2

Okay, here's what happening. I am attempting to set up test code for a Library class that I set up. Now, I'm supposed to adjust my constructor to automatically create an entry in my array list before a new one is added. Here's my constructor:

public DvrLibrary()
{
    recordings = new ArrayList < DvrRecording > ();

    DvrRecording initialRecording = new DvrRecording();
    initialRecording.setTitle("Family Guy");
    initialRecording.setStartTime("10:00pm");
    for (int i = 0; i < 3; ++i) { initialRecording.increaseTime(); }

    recordings.add(initialRecording);
}

When I created my test case, I have the test code as:

public void testARecording()
{
    DvrLibrary testLibrary = new DvrLibrary();
    ArrayList < DvrRecording > testList = new ArrayList < DvrRecording > ();

    DvrRecording testRecording = new DvrRecording();
    testRecording.setTitle("Lost");
    testRecording.setStartTime("Later");
    for (int i = 0; i < 3; ++i) { testRecording.increaseTime(); }

    testLibrary.addRecording(testRecording);
    testList.add(testRecording);       

    assertEquals(testLibrary.getRecordings(), testList);
}

My problem is, when I run the actual test, the default, I'm pretty sure, is not being called.
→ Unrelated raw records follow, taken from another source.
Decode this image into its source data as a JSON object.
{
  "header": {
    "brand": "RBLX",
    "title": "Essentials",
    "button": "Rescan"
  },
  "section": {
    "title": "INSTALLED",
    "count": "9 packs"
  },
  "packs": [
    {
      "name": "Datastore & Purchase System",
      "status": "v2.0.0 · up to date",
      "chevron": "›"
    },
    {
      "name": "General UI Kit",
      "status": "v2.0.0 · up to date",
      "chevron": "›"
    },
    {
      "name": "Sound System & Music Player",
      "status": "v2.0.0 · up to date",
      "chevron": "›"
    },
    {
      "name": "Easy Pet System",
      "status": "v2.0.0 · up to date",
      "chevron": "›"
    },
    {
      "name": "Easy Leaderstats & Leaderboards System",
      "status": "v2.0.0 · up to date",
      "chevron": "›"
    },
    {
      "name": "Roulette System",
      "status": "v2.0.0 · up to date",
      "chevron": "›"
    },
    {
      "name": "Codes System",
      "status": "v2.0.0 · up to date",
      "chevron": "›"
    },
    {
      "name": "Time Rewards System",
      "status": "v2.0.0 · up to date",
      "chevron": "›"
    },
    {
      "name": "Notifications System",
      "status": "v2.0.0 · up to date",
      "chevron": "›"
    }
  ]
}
It is returning a failed error message telling me that it was expecting to find two entries but only found one. I tried cutting out the new entry that the test code is creating and the error read that there was supposed to be one, but found nothing.

This leads me to believe that there is something wrong with the way I set up the constructor in the actual code, but I cannot for the life of me figure out what I messed up. When I went to get help, the guy I talked to was like welllll I'm not sure what's wrong but you could be messing up the assert. But I don't know what's wrong?

Anyone have any input? I'd really appreciate it. Thanks!

2
  • Post exact error message you are getting. Commented Mar 1, 2012 at 21:29
  • 1
    i'm a little confused. if you add "family guy" in your testLibrary, and you add "lost" in the testList, why would you expect the two lists to be the same? Commented Mar 1, 2012 at 21:30

3 Answers 3

2

Since assertEquals signature is (expected, actual), your error message is inverted. It should be "Expecting one, got two".

Your actual list is correct, it has two items, as directed by the code. The expected one, however, is incorrect: it has only a single item that you added to it during the test set-up.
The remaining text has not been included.